The bottom line is you get perfectly prepared, normalized numerical input ready for any machine learning model.

1. Your agent specifies which columns need scaling and if you want Standard (Z-Score) or MinMax scaling.
2. The engine runs the deterministic mathematical calculation on your data, applying the specified transformation to all selected features.
3. You receive the newly scaled dataset, along with a report detailing the precise metrics (mean, std dev, min, max) used for the conversion.

## Frequently Asked Questions

**Does Feature Scaler Engine handle categorical data?**
No. This MCP only processes numeric columns. You must encode any text or category variables into numbers before running `scale_features`.

**How does the scale_features tool work with different types of models?**
It prepares data for mathematical algorithms, including K-Means clustering and neural networks. The goal is to give all input features equal weight in the model’s calculations.

**Can I use Feature Scaler Engine for MinMax scaling only?**
Yes. You can specify MinMax scaling, which guarantees that your data range falls between 0 and 1. This is useful when you need to constrain input values.

**Is the math done by the AI client or the MCP?**
The calculation happens deterministically via the engine's CPU, not your AI client. This prevents mathematical errors (hallucinations) common when LLMs perform complex arithmetic.

**What happens if I run `scale_features` with missing values in my numeric columns?**
The tool handles nulls by treating them as defined gaps. It uses standard statistical methods to ignore these missing entries when calculating the mean or standard deviation, ensuring your scaling process doesn't fail due to incomplete data.

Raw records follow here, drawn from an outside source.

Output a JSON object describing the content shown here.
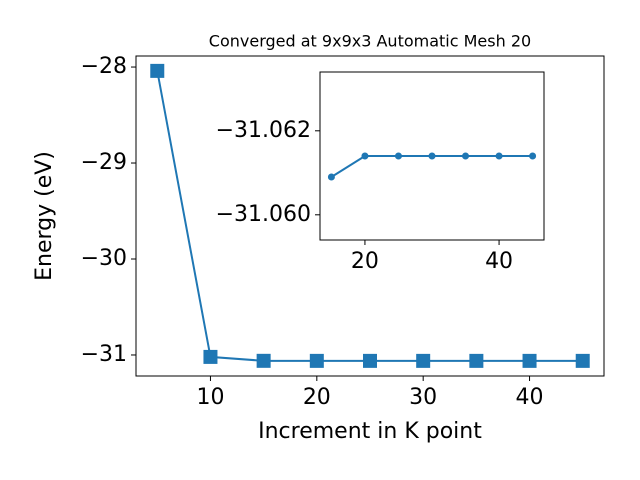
{
  "chart_data": [
    {
      "type": "line",
      "title": "Converged at 9x9x3 Automatic Mesh 20",
      "x_label": "Increment in K point",
      "y_label": "Energy (eV)",
      "x": [
        5,
        10,
        15,
        20,
        25,
        30,
        35,
        40,
        45
      ],
      "series": [
        {
          "color": "#1f77b4",
          "marker": "square",
          "values": [
            -28.04,
            -31.02,
            -31.0609,
            -31.0614,
            -31.0614,
            -31.0614,
            -31.0614,
            -31.0614,
            -31.0614
          ]
        }
      ],
      "xlim": [
        3,
        47
      ],
      "ylim": [
        -31.219,
        -27.885
      ],
      "xticks": [
        10,
        20,
        30,
        40
      ],
      "yticks": [
        {
          "value": -31,
          "label": "−31"
        },
        {
          "value": -30,
          "label": "−30"
        },
        {
          "value": -29,
          "label": "−29"
        },
        {
          "value": -28,
          "label": "−28"
        }
      ]
    },
    {
      "type": "line",
      "x": [
        15,
        20,
        25,
        30,
        35,
        40,
        45
      ],
      "series": [
        {
          "color": "#1f77b4",
          "marker": "circle",
          "values": [
            -31.0609,
            -31.0614,
            -31.0614,
            -31.0614,
            -31.0614,
            -31.0614,
            -31.0614
          ]
        }
      ],
      "xlim": [
        13.3,
        46.7
      ],
      "ylim": [
        -31.0594,
        -31.0634
      ],
      "xticks": [
        20,
        40
      ],
      "yticks": [
        {
          "value": -31.06,
          "label": "−31.060"
        },
        {
          "value": -31.062,
          "label": "−31.062"
        }
      ]
    }
  ]
}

**How does `scale_features` perform when working with massive datasets?**
Because it performs calculations using dedicated CPU resources, `scale_features` processes large volumes of data very quickly. You can expect deterministic scaling results even across millions of rows without significant performance bottlenecks.

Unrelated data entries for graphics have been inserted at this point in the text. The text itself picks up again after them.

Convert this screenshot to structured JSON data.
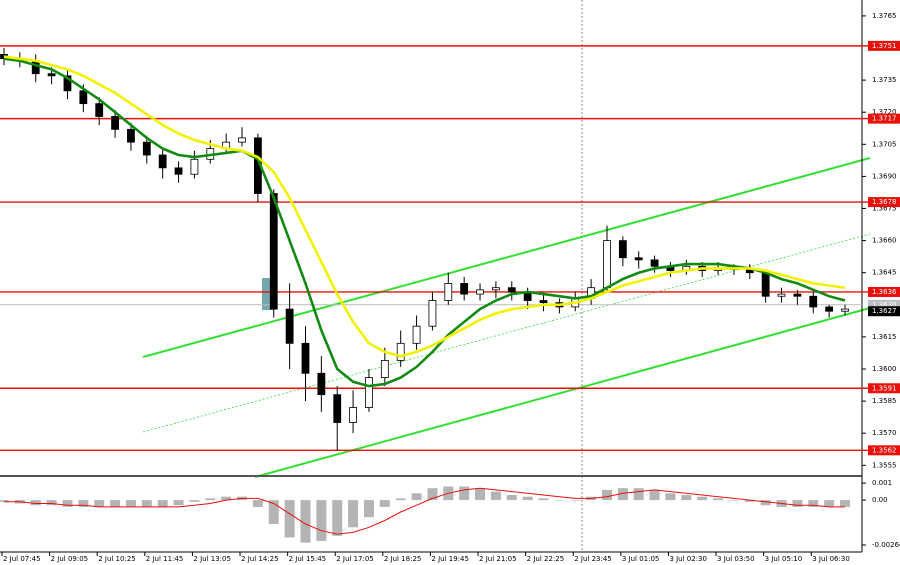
{
  "chart_data": [
    {
      "type": "candlestick",
      "categories": [
        "2 Jul 07:45",
        null,
        null,
        "2 Jul 09:05",
        null,
        null,
        "2 Jul 10:25",
        null,
        null,
        "2 Jul 11:45",
        null,
        null,
        "2 Jul 13:05",
        null,
        null,
        "2 Jul 14:25",
        null,
        null,
        "2 Jul 15:45",
        null,
        null,
        "2 Jul 17:05",
        null,
        null,
        "2 Jul 18:25",
        null,
        null,
        "2 Jul 19:45",
        null,
        null,
        "2 Jul 21:05",
        null,
        null,
        "2 Jul 22:25",
        null,
        null,
        "2 Jul 23:45",
        null,
        null,
        "3 Jul 01:05",
        null,
        null,
        "3 Jul 02:30",
        null,
        null,
        "3 Jul 03:50",
        null,
        null,
        "3 Jul 05:10",
        null,
        null,
        "3 Jul 06:30",
        null,
        null
      ],
      "open": [
        1.3747,
        1.3745,
        1.3744,
        1.3738,
        1.3737,
        1.373,
        1.3724,
        1.3718,
        1.3712,
        1.3706,
        1.37,
        1.3694,
        1.3691,
        1.3698,
        1.3703,
        1.3706,
        1.3708,
        1.3682,
        1.3628,
        1.3612,
        1.3598,
        1.3588,
        1.3575,
        1.3582,
        1.3596,
        1.3604,
        1.3612,
        1.362,
        1.3632,
        1.364,
        1.3635,
        1.3637,
        1.3638,
        1.3636,
        1.3632,
        1.3631,
        1.3629,
        1.3633,
        1.3638,
        1.366,
        1.3652,
        1.3651,
        1.3648,
        1.3646,
        1.3648,
        1.3646,
        1.3647,
        1.3647,
        1.3645,
        1.3634,
        1.3635,
        1.3634,
        1.3629,
        1.3627
      ],
      "high": [
        1.375,
        1.3748,
        1.3747,
        1.3741,
        1.374,
        1.3733,
        1.3727,
        1.3721,
        1.3715,
        1.3709,
        1.3703,
        1.3697,
        1.3702,
        1.3707,
        1.371,
        1.3713,
        1.371,
        1.3684,
        1.364,
        1.362,
        1.3606,
        1.3592,
        1.359,
        1.36,
        1.361,
        1.3618,
        1.3625,
        1.3636,
        1.3645,
        1.3643,
        1.364,
        1.3641,
        1.3641,
        1.3638,
        1.3635,
        1.3633,
        1.3636,
        1.3642,
        1.3667,
        1.3662,
        1.3655,
        1.3653,
        1.365,
        1.3651,
        1.365,
        1.365,
        1.3649,
        1.3649,
        1.3646,
        1.3638,
        1.3637,
        1.3636,
        1.363,
        1.363
      ],
      "low": [
        1.3742,
        1.3741,
        1.3734,
        1.3733,
        1.3726,
        1.372,
        1.3714,
        1.3708,
        1.3702,
        1.3696,
        1.3689,
        1.3687,
        1.3689,
        1.3696,
        1.3701,
        1.3704,
        1.3678,
        1.3624,
        1.36,
        1.3585,
        1.358,
        1.3562,
        1.357,
        1.358,
        1.3592,
        1.3601,
        1.3609,
        1.3618,
        1.363,
        1.3632,
        1.3632,
        1.3633,
        1.3632,
        1.3628,
        1.3627,
        1.3626,
        1.3627,
        1.363,
        1.3636,
        1.3648,
        1.3647,
        1.3645,
        1.3643,
        1.3644,
        1.3643,
        1.3644,
        1.3644,
        1.3642,
        1.3631,
        1.3631,
        1.363,
        1.3626,
        1.3624,
        1.3625
      ],
      "close": [
        1.3745,
        1.3744,
        1.3738,
        1.3737,
        1.373,
        1.3724,
        1.3718,
        1.3712,
        1.3706,
        1.37,
        1.3694,
        1.3691,
        1.3698,
        1.3703,
        1.3706,
        1.3708,
        1.3682,
        1.3628,
        1.3612,
        1.3598,
        1.3588,
        1.3575,
        1.3582,
        1.3596,
        1.3604,
        1.3612,
        1.362,
        1.3632,
        1.364,
        1.3635,
        1.3637,
        1.3638,
        1.3636,
        1.3632,
        1.3631,
        1.3629,
        1.3633,
        1.3638,
        1.366,
        1.3652,
        1.3651,
        1.3648,
        1.3646,
        1.3648,
        1.3646,
        1.3647,
        1.3647,
        1.3645,
        1.3634,
        1.3635,
        1.3634,
        1.3629,
        1.3627,
        1.3628
      ],
      "overlays": [
        {
          "color": "#138a13",
          "values": [
            1.3745,
            1.3744,
            1.3742,
            1.374,
            1.3736,
            1.3731,
            1.3726,
            1.372,
            1.3714,
            1.3708,
            1.3703,
            1.37,
            1.3699,
            1.37,
            1.3701,
            1.3702,
            1.3698,
            1.368,
            1.366,
            1.364,
            1.3618,
            1.36,
            1.3594,
            1.3592,
            1.3593,
            1.3596,
            1.3601,
            1.3608,
            1.3616,
            1.3622,
            1.3628,
            1.3632,
            1.3635,
            1.3636,
            1.3635,
            1.3634,
            1.3633,
            1.3634,
            1.3638,
            1.3642,
            1.3645,
            1.3647,
            1.3648,
            1.3649,
            1.3649,
            1.3649,
            1.3648,
            1.3647,
            1.3645,
            1.3642,
            1.364,
            1.3637,
            1.3634,
            1.3632
          ]
        },
        {
          "color": "#f2f200",
          "values": [
            1.3746,
            1.3745,
            1.3744,
            1.3742,
            1.374,
            1.3737,
            1.3733,
            1.3729,
            1.3724,
            1.3719,
            1.3714,
            1.371,
            1.3707,
            1.3705,
            1.3703,
            1.3702,
            1.3699,
            1.3692,
            1.368,
            1.3665,
            1.365,
            1.3635,
            1.3622,
            1.3612,
            1.3608,
            1.3606,
            1.3608,
            1.3611,
            1.3615,
            1.3619,
            1.3623,
            1.3626,
            1.3628,
            1.3629,
            1.363,
            1.363,
            1.3631,
            1.3633,
            1.3636,
            1.3639,
            1.3641,
            1.3643,
            1.3645,
            1.3646,
            1.3647,
            1.3647,
            1.3647,
            1.3647,
            1.3646,
            1.3644,
            1.3642,
            1.364,
            1.3639,
            1.3638
          ]
        }
      ],
      "levels": [
        1.3751,
        1.3717,
        1.3678,
        1.3636,
        1.3591,
        1.3562
      ],
      "level_color": "#e8100a",
      "bid_line": {
        "value": 1.363,
        "label": "1.3630"
      },
      "last_price": 1.3627,
      "ylim": [
        1.355,
        1.37715
      ],
      "yticks": [
        1.3765,
        1.3735,
        {
          "value": 1.372,
          "label": "1.3720"
        },
        1.3705,
        {
          "value": 1.369,
          "label": "1.3690"
        },
        1.3675,
        {
          "value": 1.366,
          "label": "1.3660"
        },
        1.3645,
        1.3615,
        {
          "value": 1.36,
          "label": "1.3600"
        },
        1.3585,
        {
          "value": 1.357,
          "label": "1.3570"
        },
        1.3555
      ]
    },
    {
      "type": "bar",
      "color": "#b4b4b4",
      "values": [
        -0.0001,
        -0.0002,
        -0.0003,
        -0.0003,
        -0.0004,
        -0.0004,
        -0.0004,
        -0.0004,
        -0.0004,
        -0.0004,
        -0.0004,
        -0.0003,
        -0.0001,
        0.0001,
        0.0002,
        0.0002,
        -0.0004,
        -0.0014,
        -0.0022,
        -0.0025,
        -0.0024,
        -0.0021,
        -0.0016,
        -0.001,
        -0.0004,
        0.0001,
        0.0004,
        0.0007,
        0.0008,
        0.0008,
        0.0007,
        0.0005,
        0.0003,
        0.0002,
        0.0001,
        0,
        0,
        0.0002,
        0.0006,
        0.0007,
        0.0007,
        0.0006,
        0.0004,
        0.0003,
        0.0002,
        0.0001,
        0,
        -0.0001,
        -0.0003,
        -0.0004,
        -0.0004,
        -0.0004,
        -0.0004,
        -0.0004
      ],
      "signal": {
        "color": "#e8100a",
        "values": [
          -0.0001,
          -0.0001,
          -0.0002,
          -0.0002,
          -0.0003,
          -0.0003,
          -0.0004,
          -0.0004,
          -0.0004,
          -0.0004,
          -0.0004,
          -0.0004,
          -0.0003,
          -0.0002,
          0,
          0.0001,
          0.0001,
          -0.0002,
          -0.0008,
          -0.0014,
          -0.0018,
          -0.002,
          -0.0019,
          -0.0016,
          -0.0012,
          -0.0007,
          -0.0003,
          0.0001,
          0.0004,
          0.0006,
          0.0007,
          0.0006,
          0.0005,
          0.0004,
          0.0003,
          0.0002,
          0.0001,
          0.0001,
          0.0002,
          0.0004,
          0.0005,
          0.0006,
          0.0005,
          0.0004,
          0.0003,
          0.0002,
          0.0001,
          0,
          -0.0001,
          -0.0002,
          -0.0003,
          -0.0003,
          -0.0004,
          -0.0004
        ]
      },
      "ylim": [
        -0.00264,
        0.0013
      ],
      "yticks": [
        0.001,
        {
          "value": 0,
          "label": "0.00"
        },
        -0.00264
      ]
    }
  ]
}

**When I use `scale_features`, how do I get the original metrics (Means and Std Devs)?**
The output includes a detailed metric summary. This structure returns the exact Means, Standard Deviations, Mins, and Maxs used for scaling each column, which is crucial for auditing or reversing the transformation later.

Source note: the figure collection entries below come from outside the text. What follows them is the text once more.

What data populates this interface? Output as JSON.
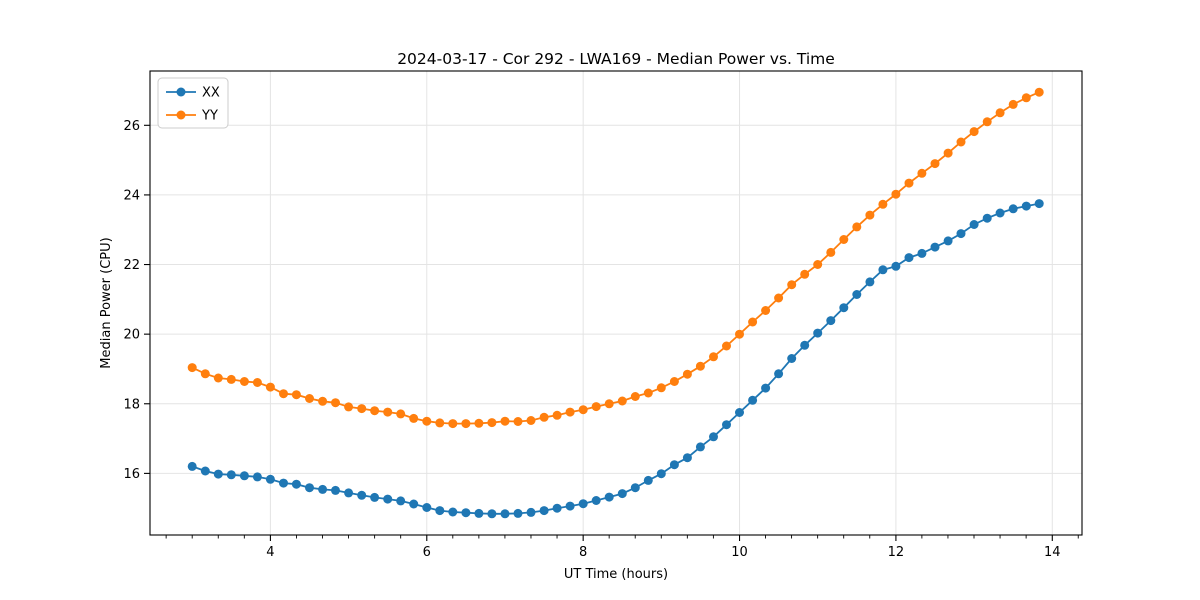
{
  "chart_data": {
    "type": "line",
    "title": "2024-03-17 - Cor 292 - LWA169 - Median Power vs. Time",
    "xlabel": "UT Time (hours)",
    "ylabel": "Median Power (CPU)",
    "xlim": [
      2.46,
      14.38
    ],
    "ylim": [
      14.23,
      27.56
    ],
    "xticks": [
      4,
      6,
      8,
      10,
      12,
      14
    ],
    "xtick_labels": [
      "4",
      "6",
      "8",
      "10",
      "12",
      "14"
    ],
    "yticks": [
      16,
      18,
      20,
      22,
      24,
      26
    ],
    "ytick_labels": [
      "16",
      "18",
      "20",
      "22",
      "24",
      "26"
    ],
    "x_minor_tick_step": 0.3333,
    "grid": true,
    "grid_color": "#e4e4e4",
    "background": "#ffffff",
    "legend": {
      "position": "upper left",
      "entries": [
        {
          "label": "XX",
          "color": "#1f77b4"
        },
        {
          "label": "YY",
          "color": "#ff7f0e"
        }
      ]
    },
    "x": [
      3.0,
      3.167,
      3.333,
      3.5,
      3.667,
      3.833,
      4.0,
      4.167,
      4.333,
      4.5,
      4.667,
      4.833,
      5.0,
      5.167,
      5.333,
      5.5,
      5.667,
      5.833,
      6.0,
      6.167,
      6.333,
      6.5,
      6.667,
      6.833,
      7.0,
      7.167,
      7.333,
      7.5,
      7.667,
      7.833,
      8.0,
      8.167,
      8.333,
      8.5,
      8.667,
      8.833,
      9.0,
      9.167,
      9.333,
      9.5,
      9.667,
      9.833,
      10.0,
      10.167,
      10.333,
      10.5,
      10.667,
      10.833,
      11.0,
      11.167,
      11.333,
      11.5,
      11.667,
      11.833,
      12.0,
      12.167,
      12.333,
      12.5,
      12.667,
      12.833,
      13.0,
      13.167,
      13.333,
      13.5,
      13.667,
      13.833
    ],
    "series": [
      {
        "name": "XX",
        "color": "#1f77b4",
        "marker": "circle",
        "values": [
          16.2,
          16.07,
          15.98,
          15.96,
          15.93,
          15.9,
          15.83,
          15.72,
          15.69,
          15.59,
          15.54,
          15.51,
          15.44,
          15.37,
          15.31,
          15.26,
          15.21,
          15.12,
          15.02,
          14.93,
          14.89,
          14.87,
          14.85,
          14.84,
          14.84,
          14.85,
          14.88,
          14.93,
          15.0,
          15.06,
          15.13,
          15.22,
          15.32,
          15.42,
          15.59,
          15.8,
          15.99,
          16.25,
          16.45,
          16.76,
          17.05,
          17.4,
          17.75,
          18.1,
          18.45,
          18.86,
          19.3,
          19.68,
          20.03,
          20.39,
          20.76,
          21.14,
          21.5,
          21.85,
          21.95,
          22.2,
          22.32,
          22.5,
          22.68,
          22.89,
          23.15,
          23.33,
          23.48,
          23.6,
          23.68,
          23.75
        ]
      },
      {
        "name": "YY",
        "color": "#ff7f0e",
        "marker": "circle",
        "values": [
          19.04,
          18.86,
          18.74,
          18.7,
          18.64,
          18.61,
          18.48,
          18.29,
          18.26,
          18.15,
          18.07,
          18.03,
          17.91,
          17.86,
          17.8,
          17.76,
          17.71,
          17.58,
          17.5,
          17.45,
          17.43,
          17.43,
          17.44,
          17.46,
          17.5,
          17.49,
          17.52,
          17.61,
          17.67,
          17.76,
          17.83,
          17.92,
          18.0,
          18.08,
          18.21,
          18.31,
          18.46,
          18.64,
          18.85,
          19.08,
          19.35,
          19.66,
          20.0,
          20.35,
          20.68,
          21.04,
          21.42,
          21.72,
          22.0,
          22.35,
          22.72,
          23.08,
          23.42,
          23.73,
          24.02,
          24.34,
          24.62,
          24.9,
          25.2,
          25.52,
          25.82,
          26.1,
          26.36,
          26.6,
          26.79,
          26.95
        ]
      }
    ]
  }
}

**Do I need to install any special dependencies before using `scale_features`?**
No. Since you're accessing this MCP through Vinkius, all necessary libraries and backend services are managed by our platform. You just connect your AI client, and the tool is immediately available for use.

**What is the difference between Standard and MinMax scaling?**
Standard scaling (Z-Score) centers data at 0 with a variance of 1, ideal for algorithms that assume normally distributed features. MinMax compresses all values precisely between 0 and 1, ideal for neural networks and distance-based algorithms.

**Are the computed scaling parameters returned for inverse transforms?**
Yes. The JSON response includes the exact Mean and Std Dev (for Standard) or Min and Max (for MinMax) used to scale each column, enabling precise inverse transformations when needed.

**Can it scale 10+ columns at once?**
Absolutely. Pass a JSON array of all column names and they will all be scaled simultaneously in memory. The engine processes each column independently with its own computed metrics.